We have several MDS iNET radios linking remote locations. The data at these locations are sensitive and I need to keep it off of the corporate network. These radios only have 256k of bandwidth at best. I’m trying to have two IPSEC VPNs to backhaul back to the servers they need to talk to. The locations that are a couple blocks away operate just fine. However, the locations that are greater than 3 miles out are locking up. The locations have Cradlepoints and connect back to a Palo alto. The cradlepoints have an active LTE modem. Failover is setup where the iNET radio is the primary (cause it’s cheaper than paying for data) and we would like to have backup internet to these locations.
There are two VPNs. One for each subnet where two sets of devices live.

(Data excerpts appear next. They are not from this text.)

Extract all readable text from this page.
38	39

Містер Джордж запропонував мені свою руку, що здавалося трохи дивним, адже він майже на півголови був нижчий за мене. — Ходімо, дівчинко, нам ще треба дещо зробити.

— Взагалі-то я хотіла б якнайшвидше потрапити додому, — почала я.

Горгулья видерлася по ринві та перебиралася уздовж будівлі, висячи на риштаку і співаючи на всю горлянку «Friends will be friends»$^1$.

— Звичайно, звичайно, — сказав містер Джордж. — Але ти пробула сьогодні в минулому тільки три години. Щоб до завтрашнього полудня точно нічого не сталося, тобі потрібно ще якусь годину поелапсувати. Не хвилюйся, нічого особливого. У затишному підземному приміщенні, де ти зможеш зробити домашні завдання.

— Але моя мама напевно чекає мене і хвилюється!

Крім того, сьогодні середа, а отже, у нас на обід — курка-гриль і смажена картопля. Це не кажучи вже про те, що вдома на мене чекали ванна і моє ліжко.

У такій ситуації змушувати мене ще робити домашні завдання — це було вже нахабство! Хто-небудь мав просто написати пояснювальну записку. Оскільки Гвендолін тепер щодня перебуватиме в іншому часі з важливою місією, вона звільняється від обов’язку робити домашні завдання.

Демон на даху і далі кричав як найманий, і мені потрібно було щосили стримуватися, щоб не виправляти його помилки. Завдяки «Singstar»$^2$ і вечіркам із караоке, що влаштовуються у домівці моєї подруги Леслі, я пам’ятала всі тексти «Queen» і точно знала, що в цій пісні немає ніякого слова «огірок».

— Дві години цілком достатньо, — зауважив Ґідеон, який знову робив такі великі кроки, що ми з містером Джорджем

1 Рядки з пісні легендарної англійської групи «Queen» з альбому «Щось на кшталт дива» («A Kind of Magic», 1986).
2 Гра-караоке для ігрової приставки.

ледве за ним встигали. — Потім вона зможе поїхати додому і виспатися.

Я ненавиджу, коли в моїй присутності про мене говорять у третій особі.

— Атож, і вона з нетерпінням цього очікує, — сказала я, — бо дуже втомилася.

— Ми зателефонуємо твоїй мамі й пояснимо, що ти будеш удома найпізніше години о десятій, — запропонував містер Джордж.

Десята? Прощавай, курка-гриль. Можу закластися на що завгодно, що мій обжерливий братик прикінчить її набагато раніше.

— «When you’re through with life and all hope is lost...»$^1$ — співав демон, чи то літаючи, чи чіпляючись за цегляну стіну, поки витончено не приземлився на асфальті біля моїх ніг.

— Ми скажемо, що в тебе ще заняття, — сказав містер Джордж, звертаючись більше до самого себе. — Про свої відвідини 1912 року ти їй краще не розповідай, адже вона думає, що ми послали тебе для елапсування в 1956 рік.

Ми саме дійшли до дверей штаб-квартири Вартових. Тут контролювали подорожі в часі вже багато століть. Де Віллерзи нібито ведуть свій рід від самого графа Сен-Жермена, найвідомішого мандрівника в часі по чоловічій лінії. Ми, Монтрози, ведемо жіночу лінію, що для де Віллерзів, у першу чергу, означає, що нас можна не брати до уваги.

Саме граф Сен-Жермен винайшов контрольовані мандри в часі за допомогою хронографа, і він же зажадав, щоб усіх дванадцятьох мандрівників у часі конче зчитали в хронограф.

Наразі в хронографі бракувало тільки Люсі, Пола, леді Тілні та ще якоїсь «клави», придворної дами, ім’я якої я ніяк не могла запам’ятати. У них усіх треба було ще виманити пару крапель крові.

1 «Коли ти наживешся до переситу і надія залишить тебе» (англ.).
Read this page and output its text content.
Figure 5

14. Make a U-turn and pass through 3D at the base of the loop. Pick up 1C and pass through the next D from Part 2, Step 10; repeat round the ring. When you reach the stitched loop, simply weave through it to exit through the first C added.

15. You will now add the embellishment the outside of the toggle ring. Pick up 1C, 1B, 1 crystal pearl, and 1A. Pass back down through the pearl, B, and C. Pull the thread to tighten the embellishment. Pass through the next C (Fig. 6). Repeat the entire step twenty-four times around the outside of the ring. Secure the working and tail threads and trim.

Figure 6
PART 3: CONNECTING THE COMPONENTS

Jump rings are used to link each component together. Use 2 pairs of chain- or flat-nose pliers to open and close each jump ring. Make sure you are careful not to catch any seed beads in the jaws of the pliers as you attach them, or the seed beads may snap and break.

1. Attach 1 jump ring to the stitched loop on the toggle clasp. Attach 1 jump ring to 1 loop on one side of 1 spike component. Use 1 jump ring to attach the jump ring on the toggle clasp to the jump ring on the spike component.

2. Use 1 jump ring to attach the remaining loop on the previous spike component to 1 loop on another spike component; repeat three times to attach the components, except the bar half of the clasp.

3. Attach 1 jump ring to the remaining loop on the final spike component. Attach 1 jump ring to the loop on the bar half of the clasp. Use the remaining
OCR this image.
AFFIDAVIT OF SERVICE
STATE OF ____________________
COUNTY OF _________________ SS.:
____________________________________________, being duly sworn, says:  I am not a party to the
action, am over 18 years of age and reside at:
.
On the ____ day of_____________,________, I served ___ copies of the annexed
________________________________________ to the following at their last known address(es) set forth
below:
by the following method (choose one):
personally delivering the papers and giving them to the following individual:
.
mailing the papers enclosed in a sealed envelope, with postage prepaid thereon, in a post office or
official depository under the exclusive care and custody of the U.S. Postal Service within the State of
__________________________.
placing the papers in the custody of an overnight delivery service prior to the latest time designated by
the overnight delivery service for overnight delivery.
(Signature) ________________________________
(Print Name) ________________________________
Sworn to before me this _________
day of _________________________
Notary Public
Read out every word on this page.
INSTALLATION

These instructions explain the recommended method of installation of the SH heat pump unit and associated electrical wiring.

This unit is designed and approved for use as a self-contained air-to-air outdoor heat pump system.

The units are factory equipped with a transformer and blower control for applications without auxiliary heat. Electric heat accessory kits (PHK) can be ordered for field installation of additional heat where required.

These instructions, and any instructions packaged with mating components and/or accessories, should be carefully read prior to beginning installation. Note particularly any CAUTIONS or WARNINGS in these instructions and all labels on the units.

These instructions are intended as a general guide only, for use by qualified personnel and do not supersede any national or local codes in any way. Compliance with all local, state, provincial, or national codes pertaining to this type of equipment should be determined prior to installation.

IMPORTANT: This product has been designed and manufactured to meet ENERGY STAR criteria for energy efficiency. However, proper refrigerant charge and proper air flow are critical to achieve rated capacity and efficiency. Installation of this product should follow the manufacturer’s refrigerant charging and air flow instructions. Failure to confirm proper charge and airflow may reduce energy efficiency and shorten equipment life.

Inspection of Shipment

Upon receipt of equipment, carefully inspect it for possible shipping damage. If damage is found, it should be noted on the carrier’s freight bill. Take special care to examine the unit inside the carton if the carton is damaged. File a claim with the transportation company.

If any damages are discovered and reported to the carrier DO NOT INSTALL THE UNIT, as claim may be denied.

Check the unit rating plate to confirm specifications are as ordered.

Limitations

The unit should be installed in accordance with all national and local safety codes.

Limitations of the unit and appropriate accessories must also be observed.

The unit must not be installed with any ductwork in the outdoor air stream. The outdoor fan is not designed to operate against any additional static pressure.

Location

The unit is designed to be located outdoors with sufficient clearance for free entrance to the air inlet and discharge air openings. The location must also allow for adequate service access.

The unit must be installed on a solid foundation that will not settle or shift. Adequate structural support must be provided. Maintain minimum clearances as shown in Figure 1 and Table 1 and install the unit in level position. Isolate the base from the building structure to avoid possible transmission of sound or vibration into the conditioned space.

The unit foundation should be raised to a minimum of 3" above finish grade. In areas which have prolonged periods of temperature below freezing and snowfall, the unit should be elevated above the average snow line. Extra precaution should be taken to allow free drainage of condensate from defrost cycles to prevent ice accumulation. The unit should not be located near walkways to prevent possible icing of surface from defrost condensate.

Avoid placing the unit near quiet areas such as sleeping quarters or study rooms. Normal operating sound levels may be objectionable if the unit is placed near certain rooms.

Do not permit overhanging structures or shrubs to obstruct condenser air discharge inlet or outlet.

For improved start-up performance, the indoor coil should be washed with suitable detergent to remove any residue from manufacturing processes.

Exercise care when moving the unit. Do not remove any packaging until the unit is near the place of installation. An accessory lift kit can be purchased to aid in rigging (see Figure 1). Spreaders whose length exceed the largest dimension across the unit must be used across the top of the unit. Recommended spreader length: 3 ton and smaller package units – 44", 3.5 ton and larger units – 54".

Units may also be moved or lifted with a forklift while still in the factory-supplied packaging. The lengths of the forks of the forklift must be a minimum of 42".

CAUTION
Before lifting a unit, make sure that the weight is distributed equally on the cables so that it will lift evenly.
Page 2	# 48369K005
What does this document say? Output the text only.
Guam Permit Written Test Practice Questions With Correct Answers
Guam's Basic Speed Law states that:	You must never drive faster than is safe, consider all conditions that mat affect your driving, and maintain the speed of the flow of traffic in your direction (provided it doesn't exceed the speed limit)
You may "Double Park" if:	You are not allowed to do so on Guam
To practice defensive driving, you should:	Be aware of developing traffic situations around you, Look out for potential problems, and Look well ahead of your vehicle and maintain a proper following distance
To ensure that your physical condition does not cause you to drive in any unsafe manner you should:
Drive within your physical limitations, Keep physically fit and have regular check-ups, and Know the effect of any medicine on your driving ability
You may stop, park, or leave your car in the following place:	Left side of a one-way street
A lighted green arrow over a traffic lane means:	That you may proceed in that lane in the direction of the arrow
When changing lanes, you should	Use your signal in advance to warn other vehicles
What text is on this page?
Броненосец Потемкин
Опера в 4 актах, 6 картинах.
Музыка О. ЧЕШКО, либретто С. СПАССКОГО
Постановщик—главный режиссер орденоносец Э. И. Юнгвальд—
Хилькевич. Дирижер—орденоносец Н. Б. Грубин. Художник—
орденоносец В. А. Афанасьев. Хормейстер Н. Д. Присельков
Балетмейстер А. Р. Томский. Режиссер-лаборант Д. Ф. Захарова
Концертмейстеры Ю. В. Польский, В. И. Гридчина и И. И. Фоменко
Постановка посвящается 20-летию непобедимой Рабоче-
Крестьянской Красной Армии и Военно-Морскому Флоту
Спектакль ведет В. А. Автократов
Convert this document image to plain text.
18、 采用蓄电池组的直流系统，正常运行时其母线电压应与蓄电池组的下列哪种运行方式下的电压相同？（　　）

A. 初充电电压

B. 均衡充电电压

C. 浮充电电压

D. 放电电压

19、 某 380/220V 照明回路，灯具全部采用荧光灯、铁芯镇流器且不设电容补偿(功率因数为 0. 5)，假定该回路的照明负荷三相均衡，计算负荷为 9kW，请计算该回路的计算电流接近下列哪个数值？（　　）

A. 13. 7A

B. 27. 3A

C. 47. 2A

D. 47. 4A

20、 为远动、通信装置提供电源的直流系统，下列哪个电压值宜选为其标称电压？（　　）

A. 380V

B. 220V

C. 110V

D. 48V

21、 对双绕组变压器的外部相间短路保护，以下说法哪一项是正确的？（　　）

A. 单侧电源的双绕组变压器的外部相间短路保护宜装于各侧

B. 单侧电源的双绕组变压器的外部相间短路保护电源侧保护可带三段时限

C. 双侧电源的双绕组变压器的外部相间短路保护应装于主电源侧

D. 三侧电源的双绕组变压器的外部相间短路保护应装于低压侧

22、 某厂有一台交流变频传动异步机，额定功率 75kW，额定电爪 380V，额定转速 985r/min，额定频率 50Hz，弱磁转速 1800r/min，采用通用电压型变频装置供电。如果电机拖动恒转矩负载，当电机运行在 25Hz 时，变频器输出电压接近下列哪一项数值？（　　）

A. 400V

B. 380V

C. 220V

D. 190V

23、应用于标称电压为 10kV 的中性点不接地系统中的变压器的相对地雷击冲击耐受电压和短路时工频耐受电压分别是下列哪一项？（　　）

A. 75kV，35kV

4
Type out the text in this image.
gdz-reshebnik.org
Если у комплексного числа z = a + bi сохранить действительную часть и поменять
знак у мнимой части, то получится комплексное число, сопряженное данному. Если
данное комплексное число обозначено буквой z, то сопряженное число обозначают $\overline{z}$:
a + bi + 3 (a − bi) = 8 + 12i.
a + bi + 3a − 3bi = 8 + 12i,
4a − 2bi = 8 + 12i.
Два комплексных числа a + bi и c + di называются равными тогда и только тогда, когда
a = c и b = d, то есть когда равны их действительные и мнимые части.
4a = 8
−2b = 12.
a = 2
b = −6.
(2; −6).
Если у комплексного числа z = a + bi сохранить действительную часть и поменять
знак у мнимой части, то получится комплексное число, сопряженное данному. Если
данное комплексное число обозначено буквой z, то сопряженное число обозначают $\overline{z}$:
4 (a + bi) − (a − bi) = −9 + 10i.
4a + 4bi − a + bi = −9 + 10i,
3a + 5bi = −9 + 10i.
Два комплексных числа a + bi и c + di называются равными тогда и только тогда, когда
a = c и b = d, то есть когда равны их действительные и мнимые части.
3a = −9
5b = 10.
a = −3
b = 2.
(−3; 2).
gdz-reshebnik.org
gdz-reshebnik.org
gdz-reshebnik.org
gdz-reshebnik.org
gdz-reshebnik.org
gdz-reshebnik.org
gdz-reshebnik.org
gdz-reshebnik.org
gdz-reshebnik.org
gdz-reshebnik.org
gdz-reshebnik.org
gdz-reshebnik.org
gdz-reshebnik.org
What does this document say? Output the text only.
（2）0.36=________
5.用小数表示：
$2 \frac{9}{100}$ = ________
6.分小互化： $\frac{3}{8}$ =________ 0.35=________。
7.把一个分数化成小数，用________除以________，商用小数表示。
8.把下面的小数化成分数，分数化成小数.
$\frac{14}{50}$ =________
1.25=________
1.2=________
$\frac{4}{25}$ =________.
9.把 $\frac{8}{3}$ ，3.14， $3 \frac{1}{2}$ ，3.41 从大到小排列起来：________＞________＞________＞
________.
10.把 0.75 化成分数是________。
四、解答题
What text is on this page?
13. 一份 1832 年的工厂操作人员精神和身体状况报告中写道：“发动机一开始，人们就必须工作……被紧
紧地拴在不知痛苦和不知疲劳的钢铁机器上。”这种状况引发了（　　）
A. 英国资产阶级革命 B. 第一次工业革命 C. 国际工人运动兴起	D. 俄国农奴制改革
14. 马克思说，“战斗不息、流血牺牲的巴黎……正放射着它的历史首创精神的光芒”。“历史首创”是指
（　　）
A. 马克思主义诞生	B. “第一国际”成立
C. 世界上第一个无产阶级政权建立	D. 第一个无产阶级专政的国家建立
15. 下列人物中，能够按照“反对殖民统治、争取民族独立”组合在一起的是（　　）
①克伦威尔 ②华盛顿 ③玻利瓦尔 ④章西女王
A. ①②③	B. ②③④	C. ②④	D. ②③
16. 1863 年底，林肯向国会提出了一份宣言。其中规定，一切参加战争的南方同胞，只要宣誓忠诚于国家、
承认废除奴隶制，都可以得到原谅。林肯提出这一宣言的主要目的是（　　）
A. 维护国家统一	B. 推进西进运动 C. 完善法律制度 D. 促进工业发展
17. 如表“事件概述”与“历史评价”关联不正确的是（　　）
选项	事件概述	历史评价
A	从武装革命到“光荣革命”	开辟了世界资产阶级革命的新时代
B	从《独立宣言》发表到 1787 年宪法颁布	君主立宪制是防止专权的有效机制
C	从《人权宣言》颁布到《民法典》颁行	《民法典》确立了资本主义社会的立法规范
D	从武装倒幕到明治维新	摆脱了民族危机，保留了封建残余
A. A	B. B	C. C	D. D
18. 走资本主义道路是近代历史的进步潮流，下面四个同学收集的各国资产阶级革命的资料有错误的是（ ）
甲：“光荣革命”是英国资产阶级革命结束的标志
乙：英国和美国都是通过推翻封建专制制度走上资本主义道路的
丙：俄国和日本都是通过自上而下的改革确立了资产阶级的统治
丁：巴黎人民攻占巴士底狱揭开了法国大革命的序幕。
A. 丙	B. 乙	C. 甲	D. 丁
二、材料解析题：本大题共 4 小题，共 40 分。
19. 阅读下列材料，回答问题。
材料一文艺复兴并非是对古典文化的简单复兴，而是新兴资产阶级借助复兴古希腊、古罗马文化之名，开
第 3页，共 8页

Now, the VPNs never disconnect. After about 20 minutes, no traffic will flow through ONE VPN. I can restart the cradlepoint, and traffic will flow again. OR I can turn off the ethernet interface connected to the iNET radio and the data will flow just fine over LTE once the VPNs are reestablished.
I thought it was a routing table problem not properly being changed at a failover, but then I noticed that the VPN never actually goes down, so failover is never activated. This lead me to think that IPSEC is producing more bandwidth than the iNET radios can handle.
Traffic flowing from the remote locations is low. We don’t really need a lot of bandwidth to these locations. Only DNP traffic is being pushed. Think SNMP, but for industrial equipment.
Also, I can access the cradlepoint’s web GUI through WAN and see that the VPNs are still connected.
I looked through the logs and nothing stands out. Traffic just dies and the server can’t ping the devices and the local network can ping the server.
Does IPSEC provide enough overhead to where there’s a minimum bandwidth requirement?